Tests that look for biomarkers could help physicians diagnose disease before symptoms present themselves. But it’s difficult to find the right protein, metabolite, or other molecule in the body that signals the start of a disease. Now researchers have described a sensitive new assay that generates its own synthetic biomarkers to detect harmful blood clots in mice (J. Am. Chem. Soc. 2014, DOI: 10.1021/ja505676h).
Unfortunately, natural biomarkers that are both specific to a disease and easy to detect are relatively rare. So Sangeeta N. Bhatia of Massachusetts Institute of Technology and David R. Walt of Tufts University decided to develop an assay that caused diseased cells or tissues to produce a synthetic molecule the scientists could easily find.
To create the assay, the scientists combined technologies their two groups had been working on: Bhatia’s group had synthesized worm-shaped iron oxide nanoparticles that they decorated with molecules to home in on diseased cells, while Walt’s team had developed single-molecule arrays (SiMoA) that allowed them to detect extremely low quantities of biological compounds of interest. For the new assay, the two teams decorated the nanoworms with a peptide that can be cleaved by thrombin, an enzyme activated at high levels in clotting disorders. When the nanoparticles bump into active thrombin in a mouse with clotting problems, the enzymes clip off a labeled peptide that the mice then excrete in their urine.
The researchers then treat the urine with an antibody-labeled microbead and a reporter protein conjugated to streptavidin. The antibodies on the beads bind to one end of the excreted peptide, while the streptavidin conjugate binds to the other end. So in the presence of the synthetic biomarker, the microbeads end up decorated with the reporter protein. The scientists then distribute the beads in an array of microwells only large enough for one bead to fit in each. They treat the wells with a compound that glows when cleaved by the reporter protein and then count glowing wells. The team can then relate this number to the degree of clotting in the mouse.
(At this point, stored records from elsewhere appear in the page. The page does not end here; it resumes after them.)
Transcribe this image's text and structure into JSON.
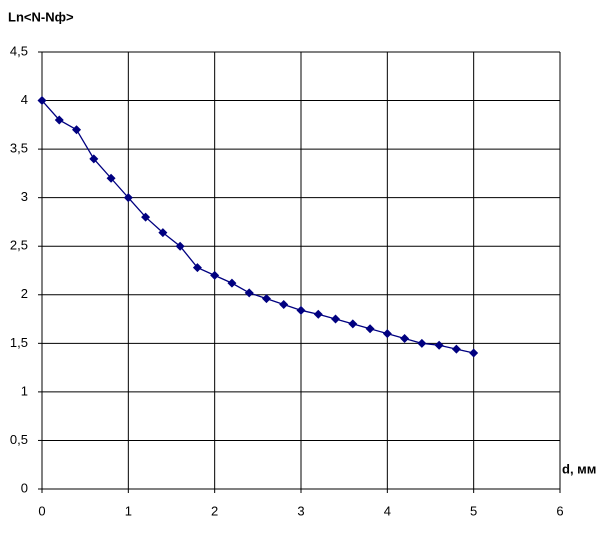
{
  "chart_data": {
    "type": "line",
    "ylabel": "Ln<N-Nф>",
    "xlabel": "d, мм",
    "x": [
      0,
      0.2,
      0.4,
      0.6,
      0.8,
      1.0,
      1.2,
      1.4,
      1.6,
      1.8,
      2.0,
      2.2,
      2.4,
      2.6,
      2.8,
      3.0,
      3.2,
      3.4,
      3.6,
      3.8,
      4.0,
      4.2,
      4.4,
      4.6,
      4.8,
      5.0
    ],
    "values": [
      4.0,
      3.8,
      3.7,
      3.4,
      3.2,
      3.0,
      2.8,
      2.64,
      2.5,
      2.28,
      2.2,
      2.12,
      2.02,
      1.96,
      1.9,
      1.84,
      1.8,
      1.75,
      1.7,
      1.65,
      1.6,
      1.55,
      1.5,
      1.48,
      1.44,
      1.4
    ],
    "color": "#000080",
    "xlim": [
      0,
      6
    ],
    "xticks": [
      0,
      1,
      2,
      3,
      4,
      5,
      6
    ],
    "ylim": [
      0,
      4.5
    ],
    "yticks": [
      0,
      {
        "value": 0.5,
        "label": "0,5"
      },
      1,
      {
        "value": 1.5,
        "label": "1,5"
      },
      2,
      {
        "value": 2.5,
        "label": "2,5"
      },
      3,
      {
        "value": 3.5,
        "label": "3,5"
      },
      4,
      {
        "value": 4.5,
        "label": "4,5"
      }
    ],
    "grid": true
  }
}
The test is exceptionally sensitive at detecting the synthetic biomarkers, Walt says. SiMoA can detect concentrations as low as 100 femtomolars of a peptide in urine compared with 100 pM for a traditional enzyme-linked immunosorbent assay (ELISA). By adding a large excess of the antibody-labeled beads to the urine sample, the researchers can be confident that each bead contains only one copy of the synthetic biomarker. As a result, they can measure thrombin activity easily at high and low levels.
Ease of detection at low peptide concentrations also could speed clinical testing, Walt says. Dosing patients with nanoparticles or other synthetic molecules typically triggers strict regulatory hurdles because of concerns about toxicity. But because this test involves microdoses of the nanoparticles—less than 100 µg—it may face fewer regulatory challenges.
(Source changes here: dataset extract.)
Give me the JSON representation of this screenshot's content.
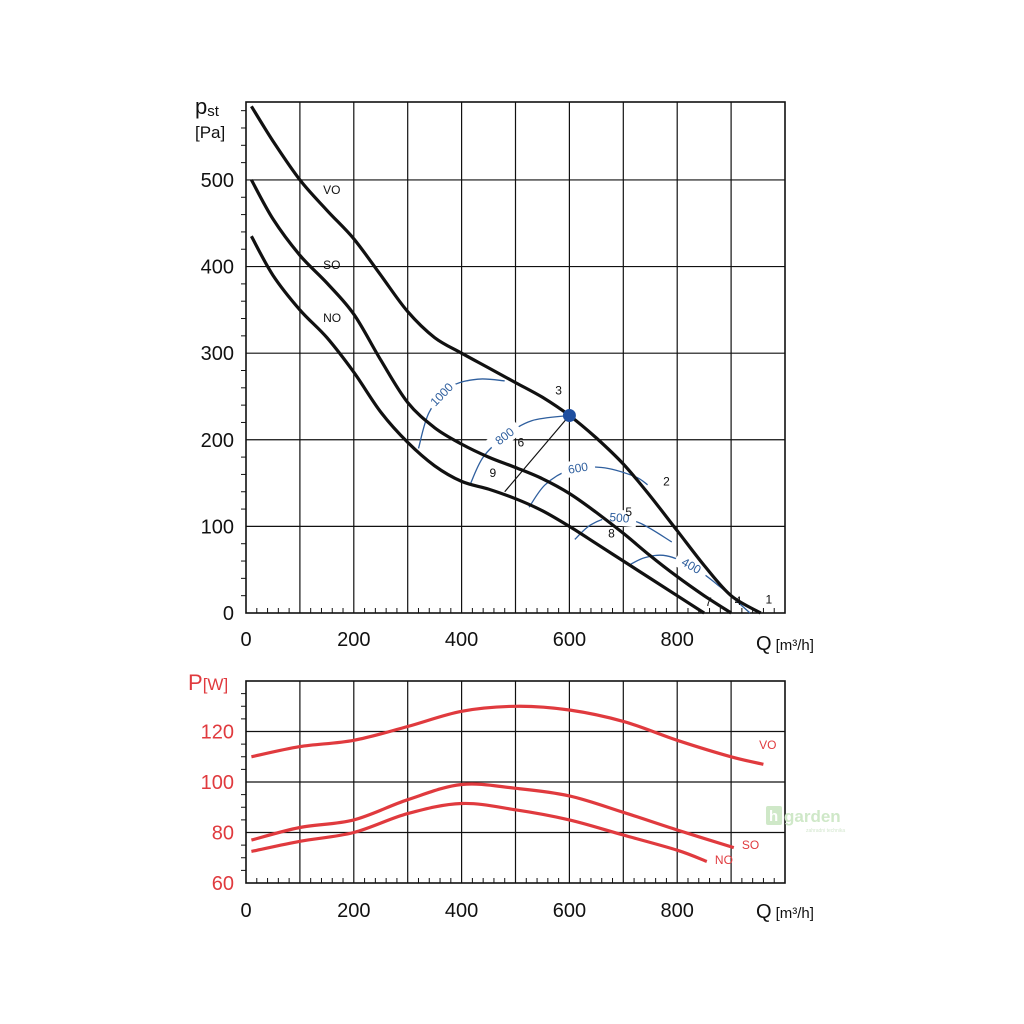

The team hopes to apply the strategy to other diseases, especially cancer, Walt says. “It’s often difficult to find a biomarker that’s specific to a particular cancer and is present in the bloodstream at an early enough stage to detect it,” he says. “This technology now removes some of those limitations.”
The use of synthetic biomarkers is “a welcome addition to other techniques” for disease diagnostics, says Eleftherios P. Diamandis of Mount Sinai Hospital, in Toronto. The success of the test still depends on the sensitivity and specificity of the enzymes connected to the disease states—thrombin, in this case. So the researchers will need to do more testing to determine how well this strategy compares to existing ones, he says.